Unfortunately, much the same could be said of entirely too much SRO conduct, as suggested by Starr. As a result, schools began moving away from their use in a shift accelerated by the protests against police brutality spurred by the murder of George Floyd at the hands of a Minneapolis police officer. But those protests were fueled and rendered more violent than they might have otherwise been not just by fury over police brutality, but also by the social distancing, frustration, and economic disruption of pandemic lockdowns. These measures had their parallels in the school closures that isolated kids, far from friends and the normal patterns of life.

“School closures were intended to keep students safe during the pandemic, but for many, it’s ushered in a different set of dangers: anxiety, depression and other serious mental health conditions,” EdSource found as early as May 2020.

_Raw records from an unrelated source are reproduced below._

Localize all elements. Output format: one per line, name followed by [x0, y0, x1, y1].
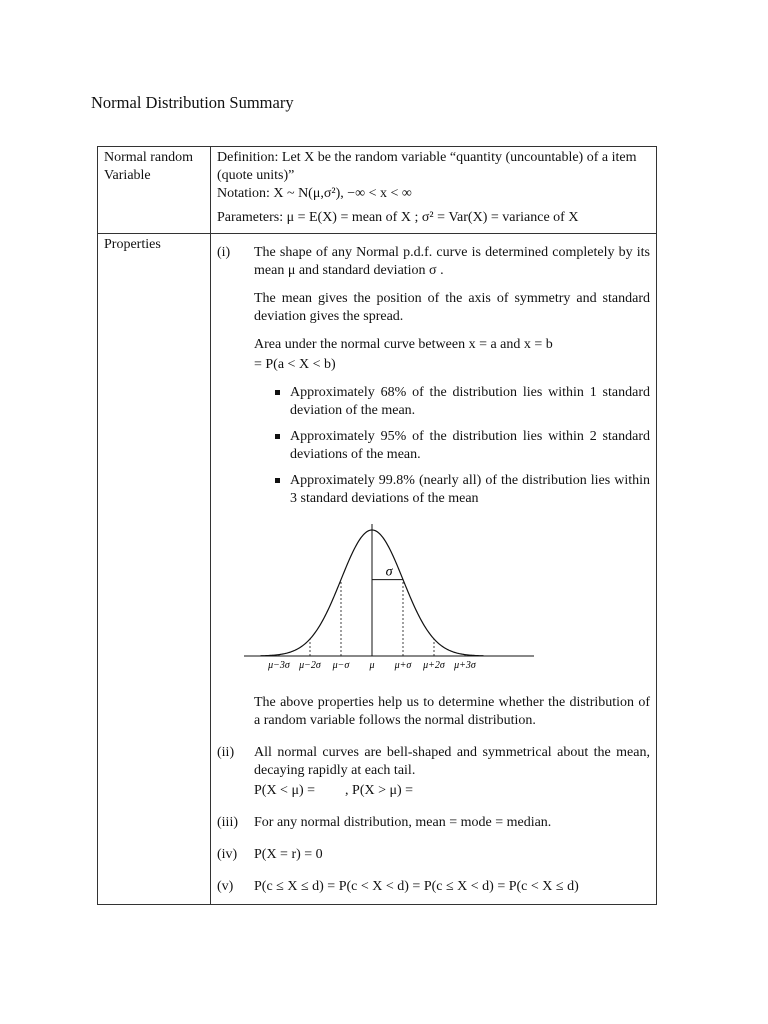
bullet-text: Approximately 99.8% (nearly all) of the distribution lies within 3 standard deviations of the mean	[290, 473, 650, 506]
bullet-square-icon	[275, 434, 280, 439]
normal-curve-chart	[244, 518, 650, 684]
property-v	[217, 878, 650, 896]
bullet-text: Approximately 68% of the distribution lies within 1 standard deviation of the mean.	[290, 385, 650, 418]
list-item	[254, 472, 650, 508]
table-row	[98, 147, 657, 234]
property-number: (i)	[217, 245, 231, 260]
property-number: (ii)	[217, 745, 235, 760]
property-ii-probabilities	[254, 782, 650, 800]
tick-label: μ−σ	[332, 660, 350, 671]
parameters-text: Parameters: μ = E(X) = mean of X ; σ² = Var(X) = variance of X	[217, 210, 579, 225]
notation-text: Notation: X ~ N(μ,σ²), −∞ < x < ∞	[217, 186, 412, 201]
property-iv-text: P(X = r) = 0	[254, 847, 323, 862]
tick-label: μ	[369, 660, 375, 671]
row-label-normal-random-variable: Normal random Variable	[98, 147, 211, 234]
table-row	[98, 234, 657, 905]
list-item	[254, 384, 650, 420]
property-i-shape: The shape of any Normal p.d.f. curve is determined completely by its mean μ and standard deviation σ .	[254, 245, 650, 278]
sigma-label: σ	[385, 564, 393, 580]
property-ii	[217, 744, 650, 800]
property-iii-text: For any normal distribution, mean = mode = median.	[254, 815, 552, 830]
list-item	[254, 428, 650, 464]
property-v-text: P(c ≤ X ≤ d) = P(c < X < d) = P(c ≤ X < d) = P(c < X ≤ d)	[254, 879, 579, 894]
tick-label: μ−2σ	[299, 660, 321, 671]
property-i-mean-spread: The mean gives the position of the axis of symmetry and standard deviation gives the spread.	[254, 291, 650, 324]
property-i-conclusion: The above properties help us to determine whether the distribution of a random variable follows the normal distribution.	[254, 695, 650, 728]
bullet-text: Approximately 95% of the distribution lies within 2 standard deviations of the mean.	[290, 429, 650, 462]
summary-table	[97, 146, 657, 905]
tick-label: μ+σ	[394, 660, 412, 671]
property-iv	[217, 846, 650, 864]
property-number: (iii)	[217, 815, 238, 830]
property-i-area: Area under the normal curve between x = a and x = b	[254, 337, 553, 352]
property-i	[217, 244, 650, 730]
page-title: Normal Distribution Summary	[91, 93, 294, 112]
bullet-square-icon	[275, 390, 280, 395]
bullet-square-icon	[275, 478, 280, 483]
property-iii	[217, 814, 650, 832]
tick-label: μ−3σ	[268, 660, 290, 671]
bullet-list	[254, 384, 650, 508]
definition-cell	[211, 147, 657, 234]
property-ii-text: All normal curves are bell-shaped and symmetrical about the mean, decaying rapidly at each tail.	[254, 745, 650, 778]
p-less-than-mean: P(X < μ) =	[254, 783, 316, 798]
row-label-properties: Properties	[98, 234, 211, 905]
property-number: (iv)	[217, 847, 238, 862]
property-number: (v)	[217, 879, 234, 894]
normal-curve-svg	[244, 518, 544, 678]
properties-cell	[211, 234, 657, 905]
tick-label: μ+2σ	[423, 660, 445, 671]
p-greater-than-mean: , P(X > μ) =	[345, 783, 414, 798]
property-i-probability: = P(a < X < b)	[254, 357, 336, 372]
tick-label: μ+3σ	[454, 660, 476, 671]
definition-text: Definition: Let X be the random variable “quantity (uncountable) of a item (quote units)”	[217, 150, 637, 183]
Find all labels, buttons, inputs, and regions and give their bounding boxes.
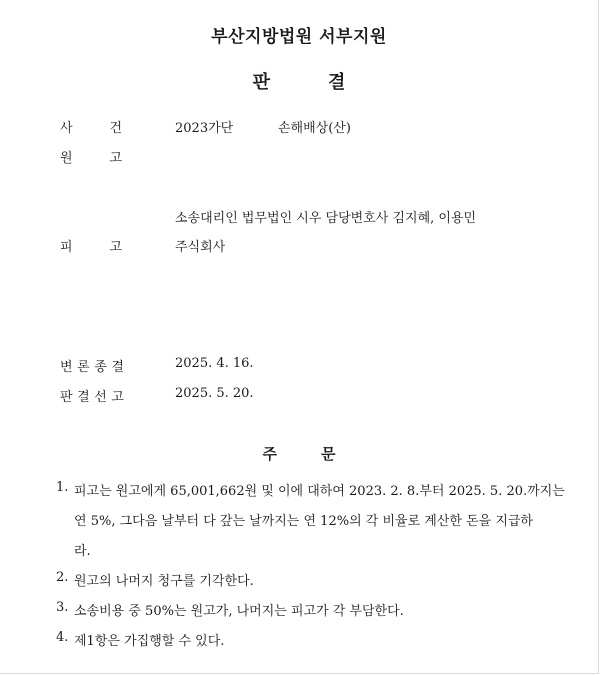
order-item — [56, 480, 565, 559]
plaintiff-counsel: 소송대리인 법무법인 시우 담당변호사 김지혜, 이용민 — [175, 211, 477, 226]
order-item-line: 원고의 나머지 청구를 기각한다. — [74, 574, 254, 589]
closing-label: 변 론 종 결 — [60, 360, 124, 375]
defendant-name: 주식회사 — [175, 240, 226, 255]
closing-date: 2025. 4. 16. — [175, 356, 254, 371]
ruling-label: 판 결 선 고 — [60, 390, 124, 405]
order-item-line: 소송비용 중 50%는 원고가, 나머지는 피고가 각 부담한다. — [74, 604, 404, 619]
ruling-date: 2025. 5. 20. — [175, 386, 254, 401]
order-item-number: 4. — [56, 630, 69, 645]
defendant-label: 피 고 — [60, 240, 122, 255]
order-item-line: 연 5%, 그다음 날부터 다 갚는 날까지는 연 12%의 각 비율로 계산한 돈을 지급하 — [74, 514, 533, 529]
order-item-number: 3. — [56, 600, 69, 615]
case-name: 손해배상(산) — [278, 121, 351, 136]
order-item-number: 2. — [56, 570, 69, 585]
case-number: 2023가단 — [175, 121, 234, 136]
order-item-number: 1. — [56, 480, 69, 495]
plaintiff-label: 원 고 — [60, 151, 122, 166]
order-item-line: 제1항은 가집행할 수 있다. — [74, 634, 225, 649]
order-item — [56, 600, 556, 619]
case-label: 사 건 — [60, 121, 122, 136]
order-item-line: 피고는 원고에게 65,001,662원 및 이에 대하여 2023. 2. 8.부터 2025. 5. 20.까지는 — [74, 484, 565, 499]
order-item — [56, 630, 556, 649]
order-item-line: 라. — [74, 544, 91, 559]
title-char: 결 — [328, 72, 346, 93]
order-item — [56, 570, 556, 589]
title-char: 판 — [252, 72, 270, 93]
order-heading: 주 문 — [262, 445, 336, 463]
document-title — [0, 68, 598, 94]
court-name: 부산지방법원 서부지원 — [211, 27, 387, 47]
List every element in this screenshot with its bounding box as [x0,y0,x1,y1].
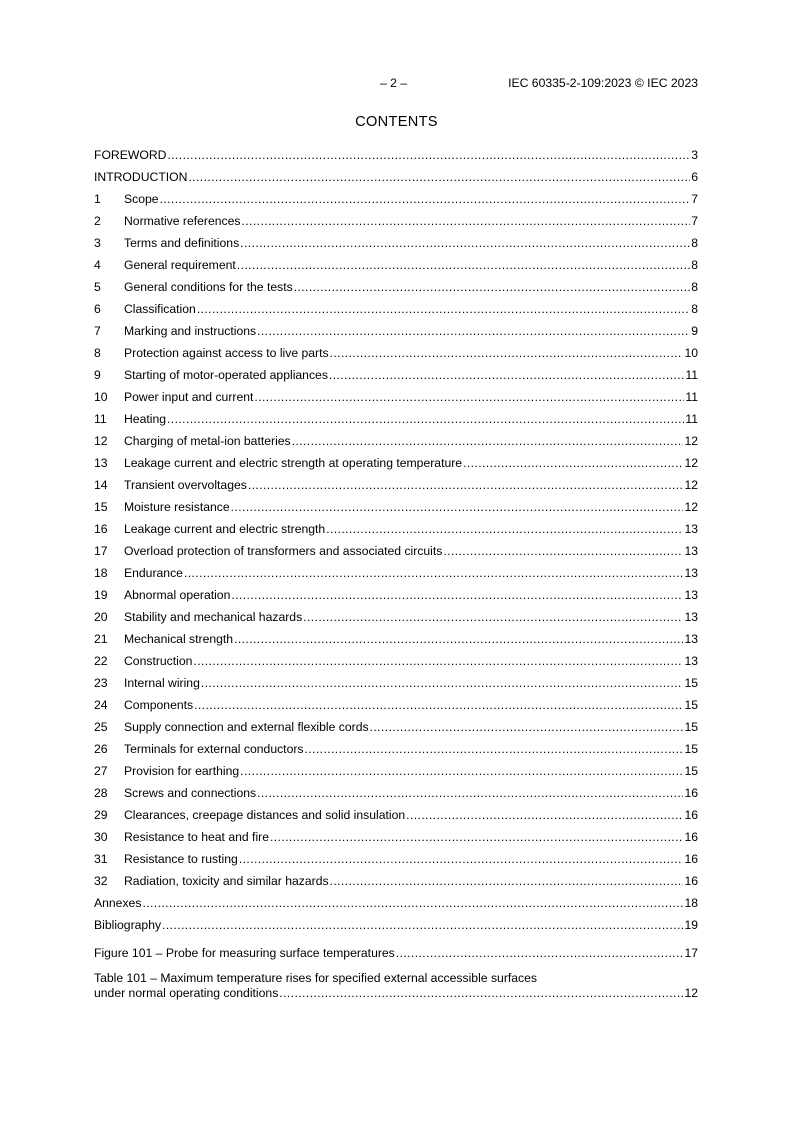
toc-entry[interactable] [94,518,698,540]
toc-entry[interactable] [94,342,698,364]
toc-entry[interactable] [94,254,698,276]
dot-leader [167,144,690,166]
toc-entry[interactable] [94,386,698,408]
toc-entry[interactable] [94,606,698,628]
toc-entry-page: 16 [684,808,698,822]
toc-entry-page: 12 [684,456,698,470]
dot-leader [239,848,684,870]
toc-entry-page: 13 [684,566,698,580]
dot-leader [234,628,683,650]
dot-leader [237,254,690,276]
toc-entry-label: Table 101 – Maximum temperature rises for specified external accessible surfaces [94,971,538,985]
page-header [94,76,698,92]
dot-leader [406,804,683,826]
toc-entry-number: 19 [94,588,108,602]
toc-entry-label: Stability and mechanical hazards [124,610,303,624]
dot-leader [329,364,684,386]
toc-entry-number: 12 [94,434,108,448]
toc-entry[interactable] [94,870,698,892]
toc-entry[interactable] [94,650,698,672]
toc-entry-label: Charging of metal-ion batteries [124,434,291,448]
dot-leader [240,760,683,782]
toc-entry-page: 6 [691,170,698,184]
dot-leader [396,946,684,961]
toc-entry-page: 13 [684,522,698,536]
toc-entry-page: 13 [684,588,698,602]
toc-entry[interactable] [94,914,698,936]
toc-entry-label: Leakage current and electric strength at operating temperature [124,456,463,470]
toc-entry[interactable] [94,430,698,452]
dot-leader [463,452,683,474]
toc-entry[interactable] [94,474,698,496]
toc-entry-page: 15 [684,676,698,690]
toc-entry-label: Resistance to heat and fire [124,830,269,844]
toc-entry[interactable] [94,188,698,210]
toc-entry[interactable] [94,892,698,914]
dot-leader [248,474,684,496]
dot-leader [303,606,683,628]
toc-entry-number: 31 [94,852,108,866]
toc-entry-number: 29 [94,808,108,822]
toc-entry[interactable] [94,716,698,738]
dot-leader [162,914,683,936]
toc-entry[interactable] [94,760,698,782]
dot-leader [194,694,683,716]
toc-entry[interactable] [94,562,698,584]
page-title: CONTENTS [355,114,438,130]
toc-entry[interactable] [94,276,698,298]
dot-leader [201,672,684,694]
toc-entry[interactable] [94,694,698,716]
dot-leader [326,518,683,540]
dot-leader [184,562,683,584]
toc-entry[interactable] [94,298,698,320]
toc-entry[interactable] [94,672,698,694]
toc-entry-number: 27 [94,764,108,778]
toc-entry-page: 17 [684,946,698,960]
toc-entry-page: 7 [691,214,698,228]
toc-entry-page: 11 [685,412,698,426]
toc-entry-number: 2 [94,214,101,228]
toc-entry-page: 7 [691,192,698,206]
toc-entry-page: 13 [684,654,698,668]
toc-entry[interactable] [94,232,698,254]
toc-entry[interactable] [94,826,698,848]
toc-entry-label: Normative references [124,214,241,228]
toc-entry-number: 7 [94,324,101,338]
toc-entry-page: 11 [685,390,698,404]
toc-entry-number: 16 [94,522,108,536]
toc-entry-page: 13 [684,632,698,646]
toc-entry-number: 9 [94,368,101,382]
dot-leader [197,298,690,320]
toc-entry[interactable] [94,364,698,386]
toc-entry[interactable] [94,166,698,188]
toc-entry-number: 10 [94,390,108,404]
toc-entry[interactable] [94,804,698,826]
toc-entry-number: 13 [94,456,108,470]
toc-entry-number: 24 [94,698,108,712]
toc-entry-page: 11 [685,368,698,382]
toc-entry-number: 4 [94,258,101,272]
toc-entry-page: 15 [684,698,698,712]
toc-entry[interactable] [94,628,698,650]
toc-entry-label: Transient overvoltages [124,478,247,492]
toc-entry-page: 12 [684,478,698,492]
dot-leader [160,188,691,210]
toc-entry[interactable] [94,452,698,474]
dot-leader [231,496,684,518]
toc-entry[interactable] [94,986,698,1001]
toc-entry-label: under normal operating conditions [94,986,279,1000]
toc-entry[interactable] [94,540,698,562]
toc-entry-label: Protection against access to live parts [124,346,329,360]
toc-entry-label: Figure 101 – Probe for measuring surface temperatures [94,946,395,960]
toc-entry-number: 14 [94,478,108,492]
toc-entry[interactable] [94,946,698,961]
dot-leader [193,650,683,672]
toc-entry-page: 9 [691,324,698,338]
toc-entry[interactable] [94,408,698,430]
dot-leader [370,716,684,738]
toc-entry-page: 13 [684,544,698,558]
toc-entry-number: 8 [94,346,101,360]
toc-entry-label: Resistance to rusting [124,852,238,866]
toc-entry-label: Annexes [94,896,142,910]
page-number: – 2 – [380,76,408,90]
dot-leader [231,584,683,606]
toc-entry[interactable] [94,144,698,166]
toc-entry-label: Construction [124,654,193,668]
toc-entry-label: Heating [124,412,167,426]
toc-entry-label: General requirement [124,258,236,272]
toc-entry-label: Provision for earthing [124,764,240,778]
toc-entry-label: Bibliography [94,918,162,932]
toc-entry-page: 8 [691,258,698,272]
dot-leader [254,386,684,408]
toc-entry-label: Clearances, creepage distances and solid insulation [124,808,406,822]
toc-entry-label: Supply connection and external flexible cords [124,720,369,734]
toc-entry-number: 26 [94,742,108,756]
back-matter-list [94,892,698,936]
toc-entry-page: 16 [684,874,698,888]
toc-entry-page: 15 [684,764,698,778]
toc-entry[interactable] [94,738,698,760]
dot-leader [188,166,690,188]
toc-entry-number: 32 [94,874,108,888]
toc-entry-label: Power input and current [124,390,254,404]
figure-list [94,946,698,961]
dot-leader [167,408,684,430]
clause-list [94,188,698,892]
toc-entry-page: 15 [684,742,698,756]
toc-entry-page: 16 [684,852,698,866]
standard-reference: IEC 60335-2-109:2023 © IEC 2023 [508,76,698,90]
toc-entry-page: 16 [684,830,698,844]
toc-entry-number: 15 [94,500,108,514]
toc-entry-label: Scope [124,192,159,206]
toc-entry-label: Terminals for external conductors [124,742,304,756]
toc-entry-label: Leakage current and electric strength [124,522,326,536]
toc-entry-page: 12 [684,986,698,1000]
toc-entry-page: 3 [691,148,698,162]
dot-leader [240,232,690,254]
toc-entry-label: Components [124,698,194,712]
toc-entry-label: Marking and instructions [124,324,257,338]
toc-entry-label: Internal wiring [124,676,200,690]
dot-leader [142,892,683,914]
table-list [94,971,698,1001]
toc-entry-page: 8 [691,280,698,294]
toc-entry[interactable] [94,584,698,606]
toc-entry-line [94,971,698,986]
toc-entry-number: 17 [94,544,108,558]
toc-entry-label: Mechanical strength [124,632,234,646]
dot-leader [242,210,691,232]
dot-leader [330,870,684,892]
toc-entry-page: 12 [684,434,698,448]
toc-entry-page: 8 [691,302,698,316]
toc-entry-label: Radiation, toxicity and similar hazards [124,874,329,888]
toc-entry[interactable] [94,496,698,518]
toc-entry-label: Screws and connections [124,786,257,800]
toc-entry-number: 21 [94,632,108,646]
dot-leader [257,782,683,804]
toc-entry-label: INTRODUCTION [94,170,188,184]
toc-entry-label: Starting of motor-operated appliances [124,368,328,382]
toc-entry-label: General conditions for the tests [124,280,293,294]
toc-entry-number: 30 [94,830,108,844]
toc-entry-label: Abnormal operation [124,588,231,602]
toc-entry[interactable] [94,210,698,232]
toc-entry-number: 22 [94,654,108,668]
toc-entry-page: 13 [684,610,698,624]
toc-entry-label: Classification [124,302,196,316]
toc-entry-page: 10 [684,346,698,360]
toc-entry[interactable] [94,782,698,804]
toc-entry-page: 16 [684,786,698,800]
toc-entry[interactable] [94,848,698,870]
toc-entry-number: 20 [94,610,108,624]
toc-entry-number: 1 [94,192,101,206]
dot-leader [270,826,683,848]
toc-entry-number: 5 [94,280,101,294]
toc-entry-page: 12 [684,500,698,514]
dot-leader [292,430,684,452]
dot-leader [305,738,684,760]
toc-entry-label: Overload protection of transformers and associated circuits [124,544,443,558]
toc-entry-page: 18 [684,896,698,910]
toc-entry-label: Terms and definitions [124,236,240,250]
toc-entry-number: 6 [94,302,101,316]
toc-entry-label: Moisture resistance [124,500,230,514]
table-of-contents [94,144,698,1001]
toc-entry-page: 8 [691,236,698,250]
toc-entry[interactable] [94,320,698,342]
front-matter-list [94,144,698,188]
toc-entry-page: 15 [684,720,698,734]
toc-entry-number: 25 [94,720,108,734]
toc-entry-number: 18 [94,566,108,580]
dot-leader [294,276,691,298]
toc-entry-number: 23 [94,676,108,690]
toc-entry-label: FOREWORD [94,148,167,162]
dot-leader [443,540,683,562]
dot-leader [330,342,684,364]
toc-entry-number: 3 [94,236,101,250]
dot-leader [279,986,683,1001]
dot-leader [257,320,690,342]
toc-entry-page: 19 [684,918,698,932]
toc-entry-label: Endurance [124,566,183,580]
toc-entry-number: 11 [94,412,107,426]
toc-entry-number: 28 [94,786,108,800]
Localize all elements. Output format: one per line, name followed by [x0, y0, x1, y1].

“Reuters surveyed school districts nationwide in February to assess the mental health impacts of full or partial school shutdowns,” the news service reported last year. “Of the 74 districts that responded, 74% reported multiple indicators of increased mental health stresses among students. More than half reported rises in mental health referrals and counseling.”

That is, after years of failing to adequately educate students, of implementing politicized curricula, and of handing discipline off to cops with handcuffs, public schools essentially abandoned kids in a time of crisis. The result was a lot of broken children who started acting out once they returned to the classroom.

“Schools across the country say they’re seeing an uptick in disruptive behaviors,” Chalkbeat‘s Kalyn Belsha noted in a September 2021 story about the return to in-person lessons. “Some are obvious and visible, like students trashing bathrooms, fighting over social media posts, or running out of classrooms. Others are quieter calls for help, like students putting their head down and refusing to talk.”

“The behavior issues are a reflection of the stress the pandemic placed on children, experts say, upending their education, schedules, and social lives,” Belsha added.

You can see what’s coming next, right? After all, why should government institutions try something new when a failed old approach is just waiting to be readopted?

“Crime spikes force schools to reinstate resource officers as defund movement collapses,” Fox News trumpeted last month in a law-and-order happy-dance. Among the districts signing off on cops in schools are Alexandria, VirginiaColumbus, Ohio, Fabens Independent School District in Texas, and Pomona Unified School District in California. Montgomery County, Maryland, is poised to do the same.

So, police officers who were removed from schools because of violent interactions with students are being placed back in classrooms because of a rise in violent behavior among kids directly attributable to those institutions’ failures, and they’re somehow expected to reduce the conflict. It’s official mismanagement all the way down, feeding on its own inadequacy and spurring itself to greater depths of disaster, with the cost to be measured in the harm done to children.

We’ve come to expect government agencies to double down on bad policy rather than admit error, but they go too far when they victimize kids. If the public schools can’t get a handle on properly educating children, we should at least be able to expect them to refrain from abuse.